FACT

Feature Attributions for ClusTering


License
LGPL-3.0

Documentation

FACT - (Feature Attributions for Clustering)

To get value from a clustering algorithm, it is important to understand the assignment procedure of an algorithm that assigns instances to clusters. FACT is an algorithm agnostic framework that provides feature attribution while preserving the integrity of the data.

Features

  • SMART (Scoring Metric After Permutation) permutes feature sets to measure the sensitivity of algorithms to changes in cluster assignments.
  • IDEA (Isolated Effect on Assignment) visualises local and global changes in cluster assignments over one- and two-dimensional feature spaces.

Installation

You can install the development version of FACT like so:

# Development version
remotes::install_github("henrifnk/FACT")

Quickstart

We want to divide American states by their standardized crime rates in 3 clusters.

library(FACT)
library(mlr3cluster)
#> Lade nötiges Paket: mlr3
attributes_scale = attributes(scale(USArrests))
Murder Assault UrbanPop Rape
Alabama 1.24 0.78 -0.52 0.00
Alaska 0.51 1.11 -1.21 2.48
Arizona 0.07 1.48 1.00 1.04
Arkansas 0.23 0.23 -1.07 -0.18
California 0.28 1.26 1.76 2.07
Colorado 0.03 0.40 0.86 1.86

USArrests Data Set

Therefore, we use a c-means algorithm from mlr3cluster.

tsk_usa = TaskClust$new(id = "usarest", backend = data.frame(scale(USArrests)))
c_lrn = lrn("clust.cmeans", centers = 3, predict_type = "prob")
c_lrn$train(tsk_usa)

Then, we create a ClustPredictor that wraps all the information needed for our methods.

predictor = ClustPredictor$new(c_lrn, data = tsk_usa$data(), y = c_lrn$model$membership)

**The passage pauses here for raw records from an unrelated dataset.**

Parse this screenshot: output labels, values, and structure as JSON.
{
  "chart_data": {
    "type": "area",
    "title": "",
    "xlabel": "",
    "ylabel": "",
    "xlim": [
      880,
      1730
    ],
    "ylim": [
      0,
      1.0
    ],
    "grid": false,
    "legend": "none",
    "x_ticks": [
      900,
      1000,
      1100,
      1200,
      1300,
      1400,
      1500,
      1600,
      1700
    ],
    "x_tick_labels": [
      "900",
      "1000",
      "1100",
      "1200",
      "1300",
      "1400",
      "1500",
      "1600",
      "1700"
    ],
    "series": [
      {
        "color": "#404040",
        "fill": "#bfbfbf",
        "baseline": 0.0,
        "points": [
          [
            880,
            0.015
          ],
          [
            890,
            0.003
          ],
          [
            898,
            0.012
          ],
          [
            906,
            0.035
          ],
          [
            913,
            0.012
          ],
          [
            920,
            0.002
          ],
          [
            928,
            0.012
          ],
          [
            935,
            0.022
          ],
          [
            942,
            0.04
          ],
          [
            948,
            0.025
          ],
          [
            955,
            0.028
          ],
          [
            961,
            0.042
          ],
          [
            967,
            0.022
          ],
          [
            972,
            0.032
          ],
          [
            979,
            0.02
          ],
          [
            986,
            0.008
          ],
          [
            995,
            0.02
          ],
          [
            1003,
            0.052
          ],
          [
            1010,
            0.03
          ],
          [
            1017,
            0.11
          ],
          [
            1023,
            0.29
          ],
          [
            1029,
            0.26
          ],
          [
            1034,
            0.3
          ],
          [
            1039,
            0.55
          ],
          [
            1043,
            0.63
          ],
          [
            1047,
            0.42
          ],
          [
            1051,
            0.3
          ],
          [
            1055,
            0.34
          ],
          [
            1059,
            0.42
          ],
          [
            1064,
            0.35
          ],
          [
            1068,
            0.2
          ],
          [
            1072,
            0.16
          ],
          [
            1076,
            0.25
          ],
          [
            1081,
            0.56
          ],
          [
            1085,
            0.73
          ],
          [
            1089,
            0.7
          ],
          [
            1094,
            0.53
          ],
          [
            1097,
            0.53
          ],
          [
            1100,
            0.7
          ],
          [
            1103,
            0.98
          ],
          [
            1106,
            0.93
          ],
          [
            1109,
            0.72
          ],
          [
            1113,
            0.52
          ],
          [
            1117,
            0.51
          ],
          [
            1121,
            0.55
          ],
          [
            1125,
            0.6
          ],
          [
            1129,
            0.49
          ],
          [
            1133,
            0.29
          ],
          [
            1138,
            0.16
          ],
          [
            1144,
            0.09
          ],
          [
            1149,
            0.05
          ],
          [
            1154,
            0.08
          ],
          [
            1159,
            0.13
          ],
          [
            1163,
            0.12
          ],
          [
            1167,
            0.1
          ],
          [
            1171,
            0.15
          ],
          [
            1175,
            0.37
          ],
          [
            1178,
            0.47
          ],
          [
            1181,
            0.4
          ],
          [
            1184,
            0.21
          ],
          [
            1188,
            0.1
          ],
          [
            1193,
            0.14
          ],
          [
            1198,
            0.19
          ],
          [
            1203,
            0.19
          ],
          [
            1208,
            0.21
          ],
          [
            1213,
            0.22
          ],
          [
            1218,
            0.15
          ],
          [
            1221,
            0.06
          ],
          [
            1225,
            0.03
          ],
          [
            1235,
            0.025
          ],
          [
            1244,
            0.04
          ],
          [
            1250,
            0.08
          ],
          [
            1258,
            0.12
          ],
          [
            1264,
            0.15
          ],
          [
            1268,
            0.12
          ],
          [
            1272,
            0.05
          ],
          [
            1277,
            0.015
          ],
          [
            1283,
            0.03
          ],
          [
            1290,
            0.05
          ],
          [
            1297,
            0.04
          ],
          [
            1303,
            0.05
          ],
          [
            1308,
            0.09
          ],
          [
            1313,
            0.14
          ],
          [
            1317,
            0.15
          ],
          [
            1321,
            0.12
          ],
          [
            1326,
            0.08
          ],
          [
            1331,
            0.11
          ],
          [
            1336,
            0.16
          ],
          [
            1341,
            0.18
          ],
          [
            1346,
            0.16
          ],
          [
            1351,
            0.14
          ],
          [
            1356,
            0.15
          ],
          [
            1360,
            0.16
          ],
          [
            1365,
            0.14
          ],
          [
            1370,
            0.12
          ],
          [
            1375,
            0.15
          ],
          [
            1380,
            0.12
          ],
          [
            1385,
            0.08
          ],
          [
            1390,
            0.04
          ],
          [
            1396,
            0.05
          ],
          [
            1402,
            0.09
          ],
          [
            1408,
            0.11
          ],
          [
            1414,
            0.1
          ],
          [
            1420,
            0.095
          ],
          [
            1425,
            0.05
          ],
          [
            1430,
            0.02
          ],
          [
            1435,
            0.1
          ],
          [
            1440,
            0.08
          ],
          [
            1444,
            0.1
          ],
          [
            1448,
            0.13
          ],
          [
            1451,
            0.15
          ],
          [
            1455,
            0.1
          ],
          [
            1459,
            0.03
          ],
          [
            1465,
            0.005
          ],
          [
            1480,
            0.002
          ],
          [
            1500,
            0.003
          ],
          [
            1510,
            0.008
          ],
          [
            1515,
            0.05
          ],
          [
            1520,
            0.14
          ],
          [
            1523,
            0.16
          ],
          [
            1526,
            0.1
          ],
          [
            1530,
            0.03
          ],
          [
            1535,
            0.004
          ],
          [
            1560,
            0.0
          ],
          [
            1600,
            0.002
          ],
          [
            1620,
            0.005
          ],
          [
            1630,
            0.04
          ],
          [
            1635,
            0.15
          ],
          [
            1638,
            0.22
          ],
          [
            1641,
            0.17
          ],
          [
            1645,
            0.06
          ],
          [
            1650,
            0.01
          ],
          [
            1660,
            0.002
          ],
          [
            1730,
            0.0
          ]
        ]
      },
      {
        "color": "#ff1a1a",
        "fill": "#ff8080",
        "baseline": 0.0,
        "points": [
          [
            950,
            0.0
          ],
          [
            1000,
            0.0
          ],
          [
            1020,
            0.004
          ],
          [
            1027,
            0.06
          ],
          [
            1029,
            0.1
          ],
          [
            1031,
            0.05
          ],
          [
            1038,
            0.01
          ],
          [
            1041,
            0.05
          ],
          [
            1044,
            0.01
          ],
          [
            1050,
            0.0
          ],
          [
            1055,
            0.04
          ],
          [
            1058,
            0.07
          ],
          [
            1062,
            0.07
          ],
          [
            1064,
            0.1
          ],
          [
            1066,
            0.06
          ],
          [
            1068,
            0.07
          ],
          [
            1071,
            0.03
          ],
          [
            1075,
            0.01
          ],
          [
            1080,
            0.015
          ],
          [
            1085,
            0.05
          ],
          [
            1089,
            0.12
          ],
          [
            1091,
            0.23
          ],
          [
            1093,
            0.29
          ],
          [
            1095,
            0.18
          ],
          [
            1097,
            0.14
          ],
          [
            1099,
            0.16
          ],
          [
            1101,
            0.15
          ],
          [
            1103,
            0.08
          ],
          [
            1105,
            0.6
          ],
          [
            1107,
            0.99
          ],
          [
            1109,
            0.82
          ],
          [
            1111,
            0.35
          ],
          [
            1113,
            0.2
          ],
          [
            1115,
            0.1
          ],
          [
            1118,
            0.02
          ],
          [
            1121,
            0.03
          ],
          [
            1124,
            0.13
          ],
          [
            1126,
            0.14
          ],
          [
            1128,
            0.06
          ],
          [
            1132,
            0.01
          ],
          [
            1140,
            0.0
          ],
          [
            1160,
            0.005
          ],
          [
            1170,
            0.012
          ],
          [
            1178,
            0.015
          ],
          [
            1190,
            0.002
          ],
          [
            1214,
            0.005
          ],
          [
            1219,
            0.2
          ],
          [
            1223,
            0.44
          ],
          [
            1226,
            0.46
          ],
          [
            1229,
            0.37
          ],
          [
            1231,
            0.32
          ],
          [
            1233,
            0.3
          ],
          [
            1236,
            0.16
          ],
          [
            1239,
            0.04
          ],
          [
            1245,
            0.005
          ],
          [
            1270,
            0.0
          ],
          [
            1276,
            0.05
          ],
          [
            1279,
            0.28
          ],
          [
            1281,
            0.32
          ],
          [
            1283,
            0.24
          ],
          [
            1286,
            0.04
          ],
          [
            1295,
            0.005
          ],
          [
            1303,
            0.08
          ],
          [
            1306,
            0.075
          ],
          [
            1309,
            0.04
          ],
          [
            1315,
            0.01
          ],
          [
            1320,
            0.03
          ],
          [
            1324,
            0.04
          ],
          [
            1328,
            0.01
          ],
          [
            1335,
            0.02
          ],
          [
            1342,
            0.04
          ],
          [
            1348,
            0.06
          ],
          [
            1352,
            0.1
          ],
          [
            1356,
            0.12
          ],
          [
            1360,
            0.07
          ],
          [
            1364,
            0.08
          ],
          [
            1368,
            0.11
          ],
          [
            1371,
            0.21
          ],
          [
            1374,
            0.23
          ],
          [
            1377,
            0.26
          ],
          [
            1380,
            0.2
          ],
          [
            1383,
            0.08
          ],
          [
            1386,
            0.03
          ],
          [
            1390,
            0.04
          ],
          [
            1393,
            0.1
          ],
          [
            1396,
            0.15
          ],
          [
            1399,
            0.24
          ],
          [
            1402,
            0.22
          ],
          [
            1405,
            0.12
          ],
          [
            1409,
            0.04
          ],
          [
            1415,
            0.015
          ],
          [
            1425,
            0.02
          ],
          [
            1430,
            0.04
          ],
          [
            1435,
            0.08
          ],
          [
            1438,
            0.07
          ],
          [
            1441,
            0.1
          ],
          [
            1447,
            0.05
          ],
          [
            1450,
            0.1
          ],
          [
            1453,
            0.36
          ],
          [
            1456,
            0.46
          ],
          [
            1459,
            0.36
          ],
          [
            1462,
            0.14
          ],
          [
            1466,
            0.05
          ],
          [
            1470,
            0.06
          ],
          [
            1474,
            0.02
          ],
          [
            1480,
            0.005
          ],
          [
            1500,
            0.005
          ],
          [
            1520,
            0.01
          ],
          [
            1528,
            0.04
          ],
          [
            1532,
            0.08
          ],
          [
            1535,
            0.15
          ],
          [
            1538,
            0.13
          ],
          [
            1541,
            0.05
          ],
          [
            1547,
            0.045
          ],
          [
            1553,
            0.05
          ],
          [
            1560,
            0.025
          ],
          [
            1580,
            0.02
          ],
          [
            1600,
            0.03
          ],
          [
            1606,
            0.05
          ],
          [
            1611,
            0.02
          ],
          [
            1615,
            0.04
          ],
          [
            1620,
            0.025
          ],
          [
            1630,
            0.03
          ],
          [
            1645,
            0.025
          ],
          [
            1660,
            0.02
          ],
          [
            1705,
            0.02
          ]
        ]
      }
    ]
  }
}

How does Assault effect the partitions created by c-means clustering?

The sIDEA plot shows:

  • x-Axis: The domain in the feature space of Assault were realizations of observations can be found (visualised by the geom_rug).
  • y-Axis: The associated soft labels score of cluster k, f(k).
  • solid line: The estimated marginal, global effect of a cluster k throughout feature space.
  • transparent area: 50% of the mass of individual effects. This area plots the variance in effects throughout feature space.
idea_assault = IDEA$new(predictor, "Assault", grid.size = 50)
idea_assault$plot_globals(0.5)

Short Interpretation:

  • States in cluster 1 (red) are marginally associated with the lowest Assault rate.
  • States in cluster 3 (blue) are marginally associated with a relatively low Assault rate.
  • States in cluster 2 (green) are marginally associated with a relatively high Assault rate.

Citation

If you use FACT in a scientific publication, please cite it as:

Scholbeck, C. A., Funk, H., & Casalicchio, G. (2022). Algorithm-Agnostic Interpretations for Clustering. arXiv preprint arXiv:2209.10578.

BibTeX:

@article{FACT_22,
  title={Algorithm-Agnostic Interpretations for Clustering},
  author={Scholbeck, Christian A and Funk, Henri and Casalicchio, Giuseppe},
  journal={arXiv preprint arXiv:2209.10578},
  year={2022}
}